People think that voting will solve all of this –but what is the point if there are protestors and rioters that show up to undermine the confidence of the way the vote is tallied?

From the beginning the so called resistance was created because someone felt they had an entitlement to the Presidency – and the candidate who won was seen as a problem because of his bad behavior and the flaws the media feels is a requirement to exploit.

Politicians behave badly and thanks, especially to the all-pervasive media ordinary people see and hear this, and they hate it.

It is like the media encourages the vote only to shame it when it doesn’t fit their agenda.

Once again I ask, what is the point?

I can see on television the people who are supposed to uphold the virtue of the vote behave in a way we would not tolerate in our own small children. Sadly at a time when trust is so low in our political system, and contempt so high, it appears they encourage the anger against those we have voted for. Media outlets like CNN criticize the president for saying that the media is the enemy of the people and yet they seem to not understand that trust is what we give them to give us objective and truthful reporting.

When networks like CNN and Fox gives us their agenda rather than the truth – it is hard to give them any respect.

They tell us they have the facts so that we will respect their positions.
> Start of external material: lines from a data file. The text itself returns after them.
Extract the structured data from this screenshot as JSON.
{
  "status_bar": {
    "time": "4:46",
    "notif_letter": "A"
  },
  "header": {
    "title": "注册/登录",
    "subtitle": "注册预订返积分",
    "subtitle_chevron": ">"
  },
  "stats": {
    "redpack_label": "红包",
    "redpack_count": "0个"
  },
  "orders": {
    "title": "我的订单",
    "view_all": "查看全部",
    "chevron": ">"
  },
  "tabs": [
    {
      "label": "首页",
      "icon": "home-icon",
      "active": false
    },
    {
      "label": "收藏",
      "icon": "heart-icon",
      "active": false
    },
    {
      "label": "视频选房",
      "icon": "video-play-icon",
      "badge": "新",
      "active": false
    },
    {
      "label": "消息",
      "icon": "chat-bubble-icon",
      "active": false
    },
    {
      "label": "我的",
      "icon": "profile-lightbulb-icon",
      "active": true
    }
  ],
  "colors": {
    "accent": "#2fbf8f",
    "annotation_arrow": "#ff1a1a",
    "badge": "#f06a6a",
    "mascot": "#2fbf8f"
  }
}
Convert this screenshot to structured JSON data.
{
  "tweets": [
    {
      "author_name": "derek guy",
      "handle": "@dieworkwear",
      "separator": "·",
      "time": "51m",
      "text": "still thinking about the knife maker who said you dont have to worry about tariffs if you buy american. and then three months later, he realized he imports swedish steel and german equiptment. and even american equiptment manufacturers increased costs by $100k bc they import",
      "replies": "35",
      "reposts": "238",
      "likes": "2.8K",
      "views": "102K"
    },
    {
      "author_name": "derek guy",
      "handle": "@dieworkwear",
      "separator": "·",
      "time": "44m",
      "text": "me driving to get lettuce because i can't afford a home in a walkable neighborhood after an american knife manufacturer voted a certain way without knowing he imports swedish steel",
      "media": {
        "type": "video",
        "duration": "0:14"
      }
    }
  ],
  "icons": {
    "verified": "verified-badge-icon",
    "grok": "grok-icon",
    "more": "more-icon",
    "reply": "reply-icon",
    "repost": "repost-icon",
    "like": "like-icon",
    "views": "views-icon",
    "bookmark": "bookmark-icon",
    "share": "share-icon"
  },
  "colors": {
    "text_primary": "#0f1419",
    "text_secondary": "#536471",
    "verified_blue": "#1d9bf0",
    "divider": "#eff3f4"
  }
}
Respect is earned – they shouldn’t get it because they are where they happen to be.

If you want the vote to matter, then maybe we should encourage the politicians to do a great job so that the vote you made means something.

Politicians’ reputations would be enhanced if there were a better balance between partisanship and bipartisanship. It’s hard to think that anyone of one party or the other will compromise because all these career politicians know how to do is rally and campaign.

Rallying and campaigning does not carry an air of compromise – it simply carries more of an air of competition and discrepancy.

These parties will never be what they once were. But their leaders should try harder than they have for some improvement.

I also think that this includes President Trump.

A snarky sound bite is good for his base but there are those that have fear and pain that didn’t vote for him and they are the ones he needs to win over.

There is no miracle cure for the lack of political trust that we see in the country. That reflects not just political behavior, but the more general cynicism of the times and an absence of faith in government.

We seem as a community to be in a more bleak frame of mind than in some other periods.

Leadership can be an antidote to cynicism; cooperation is the antidote for all of these fights the break out in so-called peaceful protests.

If you have encouraged voting then honor the decision that the vote gives us.

Our democratic system is under strain and some say it is broken.

However, respecting the vote makes us resilient – it is the resistance that has made us weak, divided and feeling the heat of civil war.